Glossary - trap-fish/uav-human-detection GitHub Wiki
Glossary for Object Detection (YOLO-centric)
CPU (Central Processing Unit)
The primary processing unit of a computer, responsible for executing general-purpose operations. It is less efficient than GPUs for deep learning tasks due to its limited parallelism.
GPU (Graphics Processing Unit)
A processor optimized for parallel computations, commonly used for training and inference of deep learning models like YOLO due to its high throughput.
NPU (Neural Processing Unit)
A dedicated hardware unit designed to accelerate neural network computations, often integrated into mobile or edge devices for efficient inference.
UAV (Unmanned Aerial Vehicle)
A drone or aerial platform used in various applications, including remote sensing and object detection with models such as YOLO.
YOLO (You Only Look Once)
A family of real-time object detection models that predict bounding boxes and class probabilities in a single forward pass, enabling fast and accurate detection.
LEAF-YOLO
Custom YOLO build on YOLOv7, consists of LELAN modules and CSPRes2Block within the backbon
HIC-YOLO
Head, Involution and CBAM-YOLOv5 elements of a modified YOLOv5 model
Involution
A type of neural network operation that replaces standard convolution with data-dependent dynamic kernels, enhancing feature learning efficiency and reducing computation.
CBAM-YOLOv5 (Convolutional Block Attention Module YOLOv5)
An enhanced YOLOv5 variant that integrates attention mechanisms (CBAM) to improve focus on important image regions, boosting detection accuracy.
Head (in Object Detection Networks)
The component of a model responsible for predicting object classes and bounding boxes based on features extracted by the backbone and neck.
mAP50 (Mean Average Precision at IoU 0.5)

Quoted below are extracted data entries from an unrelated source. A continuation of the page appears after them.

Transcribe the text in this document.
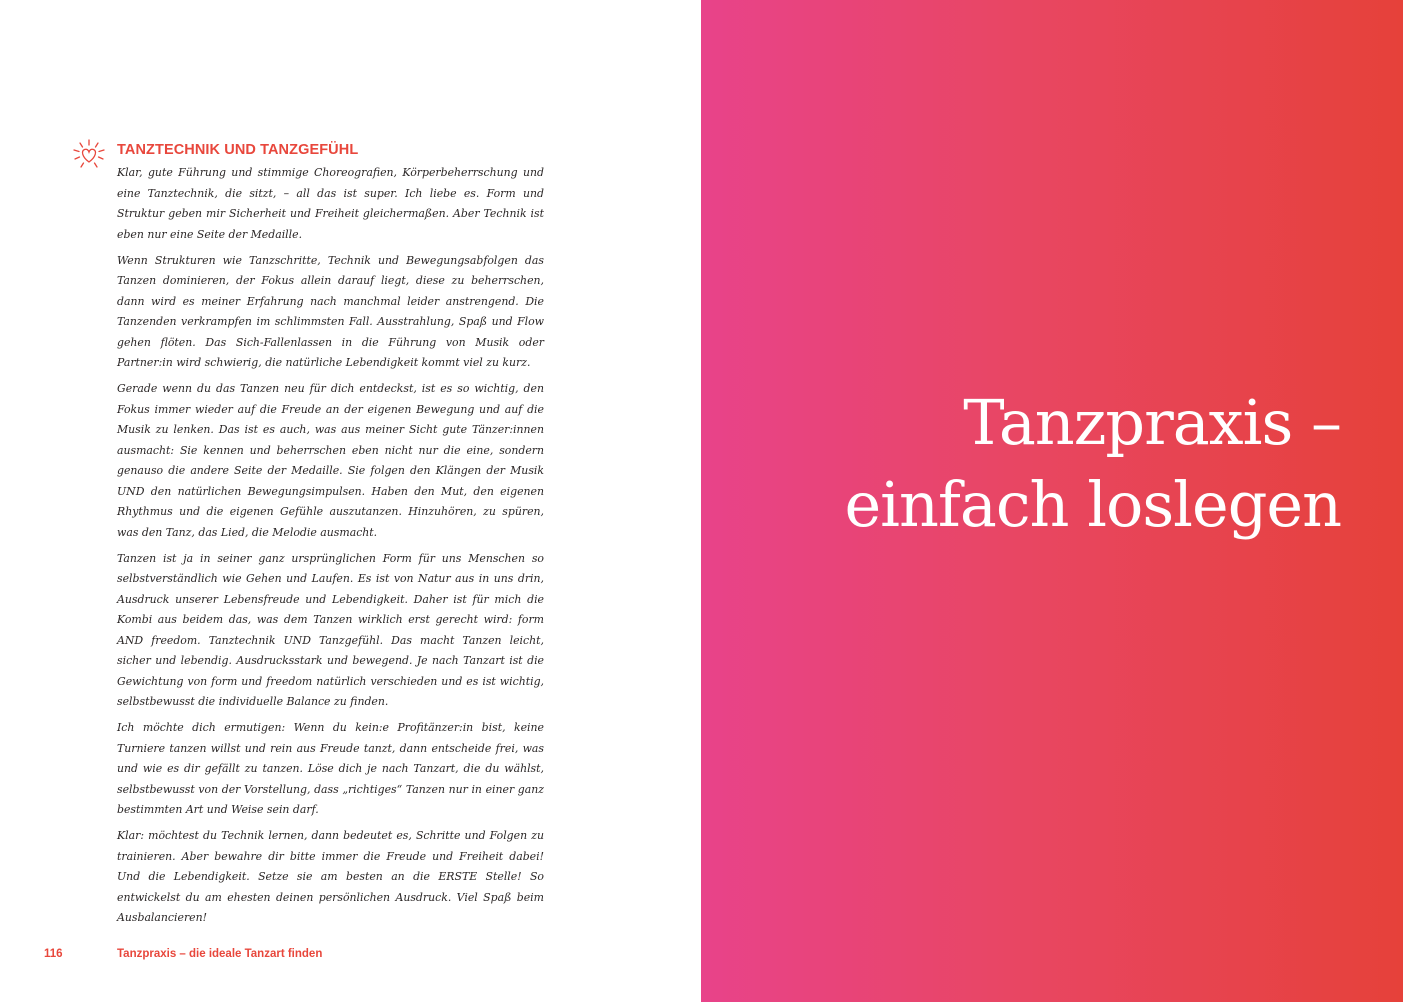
TANZTECHNIK UND TANZGEFÜHL

Klar, gute Führung und stimmige Choreografien, Körperbeherrschung und eine Tanztechnik, die sitzt, – all das ist super. Ich liebe es. Form und Struktur geben mir Sicherheit und Freiheit gleichermaßen. Aber Technik ist eben nur eine Seite der Medaille.

Wenn Strukturen wie Tanzschritte, Technik und Bewegungsabfolgen das Tanzen dominieren, der Fokus allein darauf liegt, diese zu beherrschen, dann wird es meiner Erfahrung nach manchmal leider anstrengend. Die Tanzenden verkrampfen im schlimmsten Fall. Ausstrahlung, Spaß und Flow gehen flöten. Das Sich-Fallenlassen in die Führung von Musik oder Partner:in wird schwierig, die natürliche Lebendigkeit kommt viel zu kurz.

Gerade wenn du das Tanzen neu für dich entdeckst, ist es so wichtig, den Fokus immer wieder auf die Freude an der eigenen Bewegung und auf die Musik zu lenken. Das ist es auch, was aus meiner Sicht gute Tänzer:innen ausmacht: Sie kennen und beherrschen eben nicht nur die eine, sondern genauso die andere Seite der Medaille. Sie folgen den Klängen der Musik UND den natürlichen Bewegungsimpulsen. Haben den Mut, den eigenen Rhythmus und die eigenen Gefühle auszutanzen. Hinzuhören, zu spüren, was den Tanz, das Lied, die Melodie ausmacht.

Tanzen ist ja in seiner ganz ursprünglichen Form für uns Menschen so selbstverständlich wie Gehen und Laufen. Es ist von Natur aus in uns drin, Ausdruck unserer Lebensfreude und Lebendigkeit. Daher ist für mich die Kombi aus beidem das, was dem Tanzen wirklich erst gerecht wird: form AND freedom. Tanztechnik UND Tanzgefühl. Das macht Tanzen leicht, sicher und lebendig. Ausdrucksstark und bewegend. Je nach Tanzart ist die Gewichtung von form und freedom natürlich verschieden und es ist wichtig, selbstbewusst die individuelle Balance zu finden.

Ich möchte dich ermutigen: Wenn du kein:e Profitänzer:in bist, keine Turniere tanzen willst und rein aus Freude tanzt, dann entscheide frei, was und wie es dir gefällt zu tanzen. Löse dich je nach Tanzart, die du wählst, selbstbewusst von der Vorstellung, dass „richtiges“ Tanzen nur in einer ganz bestimmten Art und Weise sein darf.

Klar: möchtest du Technik lernen, dann bedeutet es, Schritte und Folgen zu trainieren. Aber bewahre dir bitte immer die Freude und Freiheit dabei! Und die Lebendigkeit. Setze sie am besten an die ERSTE Stelle! So entwickelst du am ehesten deinen persönlichen Ausdruck. Viel Spaß beim Ausbalancieren!

116	Tanzpraxis – die ideale Tanzart finden
Tanzpraxis –
einfach loslegen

An evaluation metric that measures detection accuracy at an IoU threshold of 0.5, indicating how well predicted boxes match ground truth.

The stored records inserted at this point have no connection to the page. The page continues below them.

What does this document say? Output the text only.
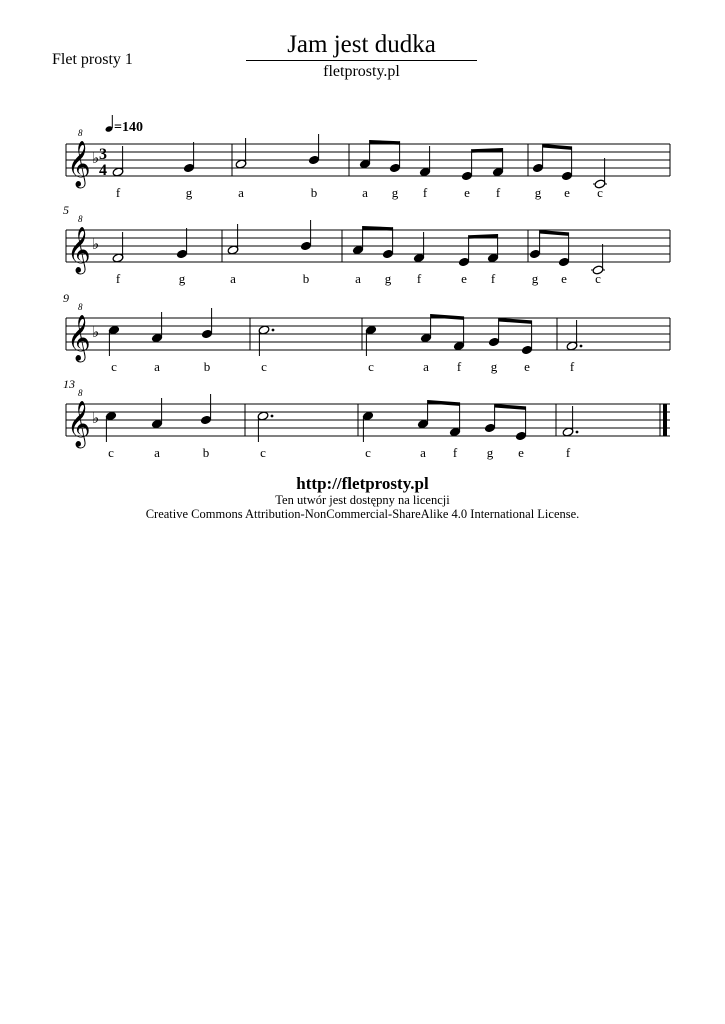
Jam jest dudka
fletprosty.pl
Flet prosty 1
=140
𝄞
8
♭ 3
4
f	g	a	b	a g f	e f	g e c
𝄞
8
♭
5
f	g	a	b	a g f	e f	g e c
𝄞
8
♭
9
c	a	b	c	c	a f g e	f
𝄞
8
♭
13
c	a	b	c	c	a f g e	f
http://fletprosty.pl
Ten utwór jest dostępny na licencji
Creative Commons Attribution-NonCommercial-ShareAlike 4.0 International License.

mAP95 (Mean Average Precision at IoU 0.5:0.95)
A stricter evaluation metric that averages precision across multiple IoU thresholds (0.5 to 0.95), offering a more comprehensive assessment of model performance.
int8 (Integer 8-bit)
A data type used in model quantization to reduce size and computational load, enabling faster inference, especially on edge devices, with minimal accuracy loss.
IoU (Intersection over Union)
A metric used to evaluate the overlap between predicted and ground truth bounding boxes. It is central to calculating mAP.
Anchor Boxes
Predefined bounding boxes with different scales and aspect ratios used to detect objects of various sizes, helping the model generalize across shapes.
Bounding Box
A rectangular region predicted by an object detection model that defines the location and extent of an object within an image.
Confidence Score
The probability that a detected object exists within a predicted bounding box, used to filter predictions in post-processing.
Non-Maximum Suppression (NMS)
A technique that removes redundant bounding boxes by retaining the one with the highest confidence score and suppressing overlapping detections.
Inference
The process of using a trained model to make predictions on new, unseen data.
Backbone
The feature extraction portion of an object detection model that processes raw input images and outputs feature maps, such as CSPDarknet53 or ResNet.
Neck
The intermediate layers that fuse and refine features from the backbone, such as PANet or FPN, enhancing multi-scale detection capabilities.
Quantization
A model compression technique that reduces the precision of weights and activations, typically to int8, for faster and smaller models.
Pruning
A process of removing unnecessary weights or neurons from a neural network to reduce its size and improve inference speed.
ONNX (Open Neural Network Exchange)
An open format for representing machine learning models, enabling interoperability between different frameworks and hardware accelerators.